The Power architecture has a register timebase which can be used for fine-grained timing measurements. This register is read in tbr.s. How often this register is incremented is different for different Power implementations, but can be read on Linux in the "file" /proc/cpuinfo (files in that directory are not real files but are created by the kernel when somebody needs them). Due to cache and scheduling effects the execution time varies between runs, which is normal with many multithreaded programs.
Although most of the time is spent in the put and get functions, a first step in improving the performance in this program is to make the sum variable atomic.

Copy the a.cc file to b.cc. In general, make optimizations in new files and call them c.cc, d.cc, e.cc, etc. This will make performance comparison easier.
- Either edit the t file to specify a new default file,
- use ./tt b to benchmark the file b.cc, or
- use ./ttt a b c d to benchmark four files.
You can declare sum as follows:static std::atomic sum;
Did you notice any difference when using an atomic variable?
Copy b.cc to c.cc, and implement a spinlock with an atomic flag. A spinlock is a "busy wait" lock which is suitable in multicores when the expected waiting time is low.
To implement a spinlock class, you probably find the following useful:
- std::atomic_flag flag;
- flag.test_and_set(std::memory_order_acquire)

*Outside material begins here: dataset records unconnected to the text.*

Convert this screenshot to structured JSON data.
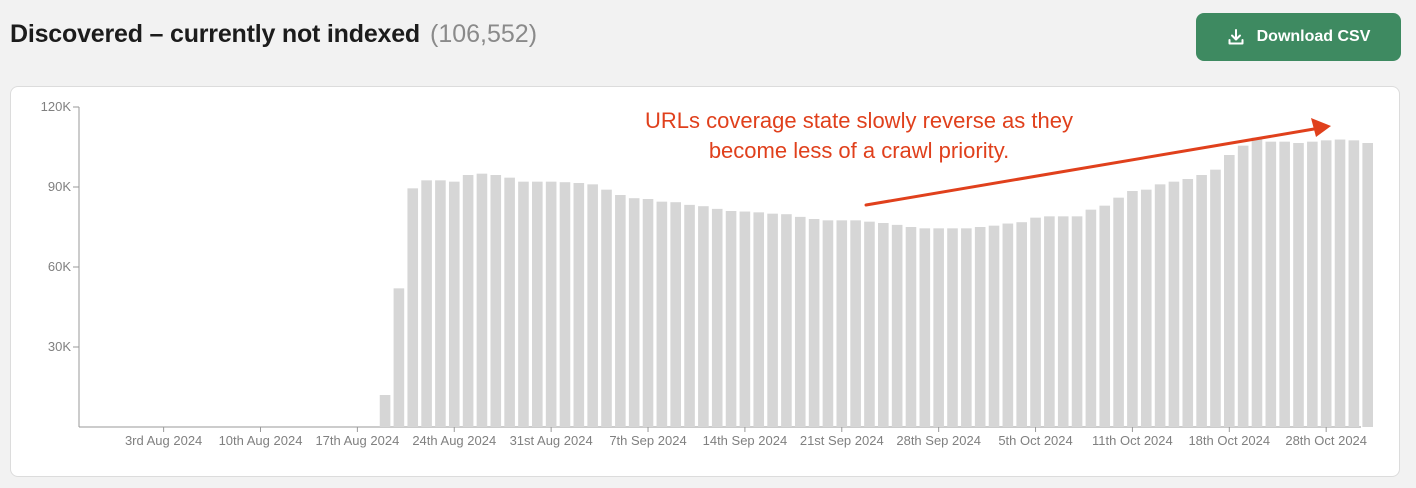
{
  "header": {
    "title": "Discovered – currently not indexed",
    "count": "(106,552)",
    "download_label": "Download CSV"
  },
  "icons": {
    "download": "download-icon"
  },
  "colors": {
    "bar": "#d6d6d6",
    "accent": "#3e8a61",
    "annotation": "#e0401c",
    "axis": "#9a9a9a"
  },
  "annotation": {
    "line1": "URLs coverage state slowly reverse as they",
    "line2": "become less of a crawl priority."
  },
  "chart_data": {
    "type": "bar",
    "title": "Discovered – currently not indexed",
    "xlabel": "",
    "ylabel": "",
    "ylim": [
      0,
      120000
    ],
    "yticks": [
      {
        "value": 120000,
        "label": "120K"
      },
      {
        "value": 90000,
        "label": "90K"
      },
      {
        "value": 60000,
        "label": "60K"
      },
      {
        "value": 30000,
        "label": "30K"
      }
    ],
    "grid": false,
    "first_index": 21,
    "xticks": [
      {
        "index": 5,
        "label": "3rd Aug 2024"
      },
      {
        "index": 12,
        "label": "10th Aug 2024"
      },
      {
        "index": 19,
        "label": "17th Aug 2024"
      },
      {
        "index": 26,
        "label": "24th Aug 2024"
      },
      {
        "index": 33,
        "label": "31st Aug 2024"
      },
      {
        "index": 40,
        "label": "7th Sep 2024"
      },
      {
        "index": 47,
        "label": "14th Sep 2024"
      },
      {
        "index": 54,
        "label": "21st Sep 2024"
      },
      {
        "index": 61,
        "label": "28th Sep 2024"
      },
      {
        "index": 68,
        "label": "5th Oct 2024"
      },
      {
        "index": 75,
        "label": "11th Oct 2024"
      },
      {
        "index": 82,
        "label": "18th Oct 2024"
      },
      {
        "index": 89,
        "label": "28th Oct 2024"
      }
    ],
    "values": [
      12000,
      52000,
      89500,
      92500,
      92500,
      92000,
      94500,
      95000,
      94500,
      93500,
      92000,
      92000,
      92000,
      91800,
      91500,
      91000,
      89000,
      87000,
      85800,
      85500,
      84500,
      84300,
      83300,
      82800,
      81800,
      81000,
      80800,
      80500,
      80000,
      79800,
      78800,
      78000,
      77500,
      77500,
      77500,
      77000,
      76500,
      75800,
      75000,
      74500,
      74500,
      74500,
      74500,
      75000,
      75500,
      76300,
      76800,
      78500,
      79000,
      79000,
      79000,
      81500,
      83000,
      86000,
      88500,
      89000,
      91000,
      92000,
      93000,
      94500,
      96500,
      102000,
      105500,
      108500,
      107000,
      107000,
      106500,
      107000,
      107500,
      107800,
      107500,
      106500
    ]
  }
}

- flag.clear(std::memory_order_release)
- Use your spinlock instead of the mutex and condition variable.
Copy c.cc to d.cc.
- The purpose of this step is to find out which instructions are used with the sum += f. Introduce a volatile global int variable called for example VAR. Before the += write VAR ^= 1234 and after write VAR ^= 5678. Recompile. Type objdump -d a.out > x. Look in that file for instructions with xor 1234 and xor 5678. The increment is between them.
Copy c.cc to d.cc again and use instead sum.fetch_add(f, std::memory_order_relaxed).
Copy d.cc to e.cc and try to use other atomic operations to get the execution time below one second. A hint is to use flag.compare_exchange_weak with explicit memory ordering in the spinlock. To do that, you cannot use the type std::atomic_flag. Use instead for instance std::atomic flag.

Wed Oct 7 10:35:02 CEST 2015